Lebih jauh lagi, dalam bidang seni dan budaya, mempersoalkan mengambil bentuk dekonstruksi. Seniman, kritikus, dan kurator terus mempersoalkan apa yang dianggap 'seni tinggi', menantang kanon estetika yang secara historis didominasi oleh kelompok tertentu. Tindakan mempersoalkan ini membuka ruang bagi suara-suara minoritas, perspektif yang terabaikan, dan bentuk-bentuk ekspresi baru yang sebelumnya dianggap marjinal. Dengan mempersoalkan batasan-batasan artistik, kita memperkaya pemahaman kolektif tentang pengalaman manusia dalam seluruh kompleksitasnya. Seniman yang revolusioner adalah mereka yang berani mempersoalkan konvensi yang ada, mendorong batas-batas imajinasi dan rasa nyaman audiens mereka.
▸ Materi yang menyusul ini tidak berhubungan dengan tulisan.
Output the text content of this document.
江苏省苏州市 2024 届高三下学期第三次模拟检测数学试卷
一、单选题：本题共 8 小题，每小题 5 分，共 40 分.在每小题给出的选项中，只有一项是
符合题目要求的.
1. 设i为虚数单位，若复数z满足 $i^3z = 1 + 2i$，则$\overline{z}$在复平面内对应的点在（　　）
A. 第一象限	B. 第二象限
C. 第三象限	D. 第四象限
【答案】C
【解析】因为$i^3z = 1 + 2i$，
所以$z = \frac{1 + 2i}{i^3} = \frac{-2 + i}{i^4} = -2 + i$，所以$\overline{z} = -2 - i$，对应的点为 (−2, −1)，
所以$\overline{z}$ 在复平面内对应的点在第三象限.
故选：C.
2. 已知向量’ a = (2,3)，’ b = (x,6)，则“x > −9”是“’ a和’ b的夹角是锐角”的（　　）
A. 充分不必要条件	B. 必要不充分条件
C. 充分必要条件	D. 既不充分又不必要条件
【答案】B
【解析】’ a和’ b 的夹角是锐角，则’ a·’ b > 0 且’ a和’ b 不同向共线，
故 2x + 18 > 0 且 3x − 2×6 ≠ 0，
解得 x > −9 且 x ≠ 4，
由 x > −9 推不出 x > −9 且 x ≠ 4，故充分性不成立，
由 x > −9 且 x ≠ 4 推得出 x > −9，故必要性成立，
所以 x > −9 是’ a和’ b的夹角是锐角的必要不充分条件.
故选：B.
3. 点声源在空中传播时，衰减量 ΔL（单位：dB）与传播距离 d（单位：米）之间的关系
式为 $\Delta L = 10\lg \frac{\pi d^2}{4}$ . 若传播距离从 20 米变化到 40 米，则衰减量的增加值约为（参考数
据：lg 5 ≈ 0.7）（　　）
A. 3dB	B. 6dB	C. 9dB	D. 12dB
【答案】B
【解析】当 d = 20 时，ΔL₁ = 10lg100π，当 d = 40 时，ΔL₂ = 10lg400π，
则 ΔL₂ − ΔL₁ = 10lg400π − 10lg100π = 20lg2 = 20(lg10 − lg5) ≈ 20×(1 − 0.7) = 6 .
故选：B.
Kesimpulan yang tak terhindarkan adalah bahwa peradaban yang berhenti mempersoalkan dirinya sendiri adalah peradaban yang mulai sekarat. Stagnasi adalah hukuman bagi penerimaan buta. Sebaliknya, peradaban yang menumbuhkan budaya bertanya, di mana setiap individu merasa diberdayakan untuk menantang, adalah peradaban yang berada dalam keadaan pertumbuhan abadi, menyesuaikan diri, dan berevolusi. Mempersoalkan bukan hanya tentang mencari jawaban yang lebih baik; seringkali, ini tentang menemukan pertanyaan yang lebih baik—pertanyaan yang membuka dimensi realitas yang sebelumnya tidak kita sadari ada. Ini adalah warisan terpenting yang dapat kita tinggalkan untuk generasi mendatang: bukan jawaban yang pasti, tetapi keberanian untuk terus bertanya.

Kekuatan mempersoalkan terletak pada sifatnya yang tanpa akhir. Tidak ada puncak pengetahuan yang absolut, tidak ada sistem politik yang sempurna, dan tidak ada norma sosial yang tidak dapat ditingkatkan. Kesadaran akan ketidaksempurnaan abadi ini adalah apa yang mendorong upaya manusia, siklus tak berujung antara tesis, antitesis, dan sintesis. Mempersoalkan adalah antitesis yang tak terhindarkan yang menjamin bahwa kita tidak pernah puas dengan kemajuan yang sudah dicapai, melainkan selalu berjuang menuju cakrawala keadilan, kebenaran, dan kemanusiaan yang lebih besar.

Dengan demikian, mempersoalkan adalah etos, sebuah komitmen spiritual dan intelektual. Ia adalah sumpah untuk tidak pernah menerima tirani kebiasaan atau kenyamanan ilusi. Ini adalah panggilan untuk bertindak, bukan hanya berpikir. Ketika kita mempersoalkan, kita menegaskan hak kita untuk mendefinisikan realitas kita sendiri, daripada menerima definisi yang diwariskan atau dipaksakan oleh orang lain. Inilah, pada akhirnya, arti sebenarnya dari kebebasan intelektual: kebebasan untuk selalu, dan tanpa henti, mempersoalkan.